When you or I cook something healthy, of course we want to taste it. Research says that little ones are also more tempted by the meals they help cook.

A good way to ease kids into helping you cook is to roast a simple batch of diced vegetables together, suggests Jeff Leong of The Nutrition Guru and The Chef (he's the chef). These can form the base of a variety of meals over the next few days, including salads, frittatas, savoury muffins or soups.

"Children love roasted veggies because roasting brings out their natural sweetness," he says.

Homemade pizzas are another easy meal you can load up with zucchini, mushroom, capsicum and tomato.

Get kids to help blend up green smoothies, with fruit plus spinach, kale or zucchini.

Getting kids to help cook and bake not only gets them interested in the food but helps develop other skills too, says Anneka Manning, SBS Bakeproof columnist and Director of BakeClub.

"Whisking, stirring, rolling, mashing, icing and cutting help get the [cooking] job done, as well as helping the development of fine motor skills," says Manning.

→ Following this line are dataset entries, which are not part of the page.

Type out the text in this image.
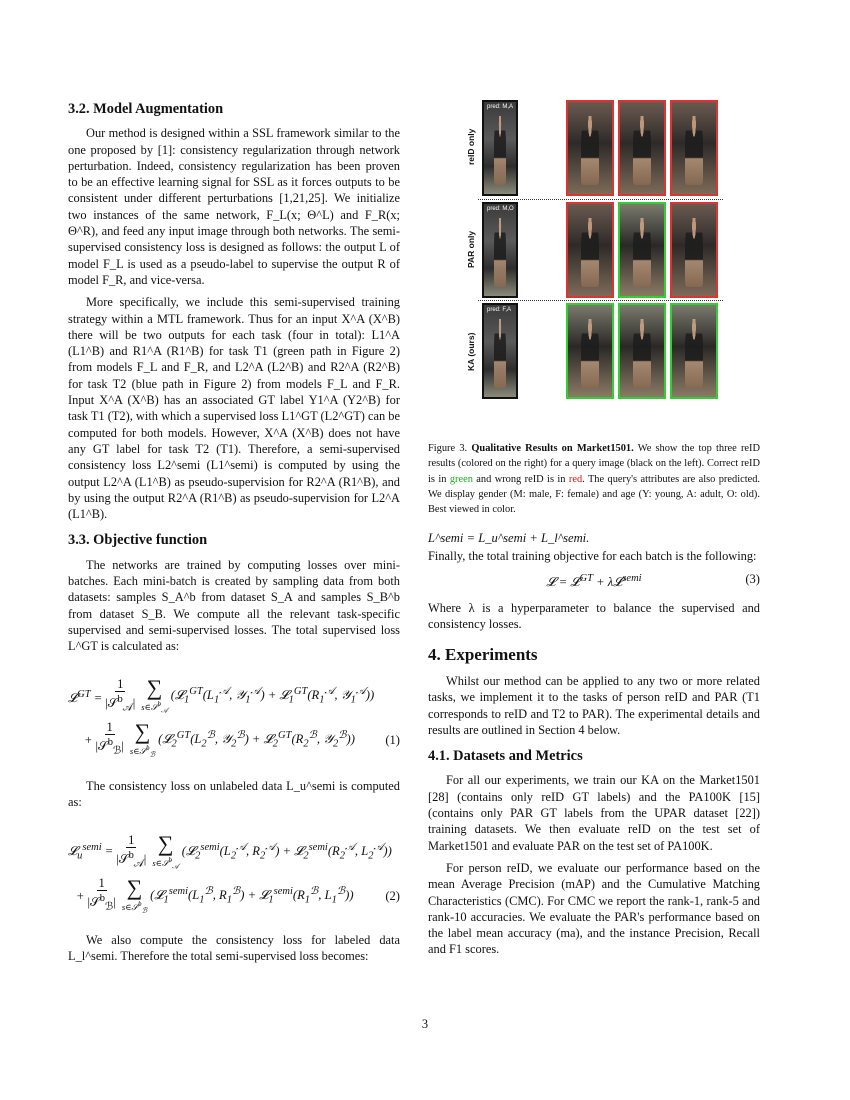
3.2. Model Augmentation

Our method is designed within a SSL framework similar to the one proposed by [1]: consistency regularization through network perturbation. Indeed, consistency regularization has been proven to be an effective learning signal for SSL as it forces outputs to be consistent under different perturbations [1,21,25]. We initialize two instances of the same network, F_L(x; Θ^L) and F_R(x; Θ^R), and feed any input image through both networks. The semi-supervised consistency loss is designed as follows: the output L of model F_L is used as a pseudo-label to supervise the output R of model F_R, and vice-versa.

More specifically, we include this semi-supervised training strategy within a MTL framework. Thus for an input X^A (X^B) there will be two outputs for each task (four in total): L1^A (L1^B) and R1^A (R1^B) for task T1 (green path in Figure 2) from models F_L and F_R, and L2^A (L2^B) and R2^A (R2^B) for task T2 (blue path in Figure 2) from models F_L and F_R. Input X^A (X^B) has an associated GT label Y1^A (Y2^B) for task T1 (T2), with which a supervised loss L1^GT (L2^GT) can be computed for both models. However, X^A (X^B) does not have any GT label for task T2 (T1). Therefore, a semi-supervised consistency loss L2^semi (L1^semi) is computed by using the output L2^A (L1^B) as pseudo-supervision for R2^A (R1^B), and by using the output R2^A (R1^B) as pseudo-supervision for L2^A (L1^B).

3.3. Objective function

The networks are trained by computing losses over mini-batches. Each mini-batch is created by sampling data from both datasets: samples S_A^b from dataset S_A and samples S_B^b from dataset S_B. We compute all the relevant task-specific supervised and semi-supervised losses. The total supervised loss L^GT is calculated as:

𝓛$^{GT}$ = $\frac{1}{|𝒮^b_𝒜|}$ ∑
s∈𝒮$^b_𝒜$
($𝓛_1^{GT}(L_1^𝒜$, 𝒴$_1^𝒜$) + $𝓛_1^{GT}(R_1^𝒜$, 𝒴$_1^𝒜$))
+ $\frac{1}{|𝒮^b_ℬ|}$ ∑
s∈𝒮$^b_ℬ$
($𝓛_2^{GT}(L_2^ℬ$, 𝒴$_2^ℬ$) + $𝓛_2^{GT}(R_2^ℬ$, 𝒴$_2^ℬ$)) (1)

The consistency loss on unlabeled data L_u^semi is computed as:

𝓛$_u^{semi}$ = $\frac{1}{|𝒮^b_𝒜|}$ ∑
s∈𝒮$^b_𝒜$
($𝓛_2^{semi}(L_2^𝒜$, $R_2^𝒜$) + $𝓛_2^{semi}(R_2^𝒜$, $L_2^𝒜$))
+ $\frac{1}{|𝒮^b_ℬ|}$ ∑
s∈𝒮$^b_ℬ$
($𝓛_1^{semi}(L_1^ℬ$, $R_1^ℬ$) + $𝓛_1^{semi}(R_1^ℬ$, $L_1^ℬ$))	(2)

We also compute the consistency loss for labeled data L_l^semi. Therefore the total semi-supervised loss becomes:

reID only
pred: M,A
PAR only
pred: M,O
KA (ours)
pred: F,A
Figure 3. Qualitative Results on Market1501. We show the top three reID results (colored on the right) for a query image (black on the left). Correct reID is in green and wrong reID is in red. The query's attributes are also predicted. We display gender (M: male, F: female) and age (Y: young, A: adult, O: old). Best viewed in color.
L^semi = L_u^semi + L_l^semi.

Finally, the total training objective for each batch is the following:

𝓛 = 𝓛$^{GT}$ + λ𝓛$^{semi}$	(3)

Where λ is a hyperparameter to balance the supervised and consistency losses.

4. Experiments

Whilst our method can be applied to any two or more related tasks, we implement it to the tasks of person reID and PAR (T1 corresponds to reID and T2 to PAR). The experimental details and results are outlined in Section 4 below.

4.1. Datasets and Metrics

For all our experiments, we train our KA on the Market1501 [28] (contains only reID GT labels) and the PA100K [15] (contains only PAR GT labels from the UPAR dataset [22]) training datasets. We then evaluate reID on the test set of Market1501 and evaluate PAR on the test set of PA100K.

For person reID, we evaluate our performance based on the mean Average Precision (mAP) and the Cumulative Matching Characteristics (CMC). For CMC we report the rank-1, rank-5 and rank-10 accuracies. We evaluate the PAR's performance based on the label mean accuracy (ma), and the instance Precision, Recall and F1 scores.

3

"Experimentation and problem-solving are big when you bake, and kids love the chance to predict what may happen when a bunch of ingredients come together or when they are mixed in a certain way — so there’s a tick for development of cognitive skills."

Choosing simple recipes, like baked pumpkin gnocchi, and not trying to cook together when you're rushed or overly tired makes it less stressful. However, you can always let little helpers wash the veggies without fearing dinner might be ruined.

Baked pumpkin gnocchi combines pumpkin, tomatoes and spinach for a delicious, nutritious meal.

"Try not to hover over them, just let them explore the veggies. They will splash water on the floor, but they’ll also be learning about food and hopefully building a love of cooking," says Leong.

In fact, he says for cooking to be joyful, some chaos is essential. "Let them make mess. If children feel free to experiment and explore, it will be a fun experience and they will learn from it along the way."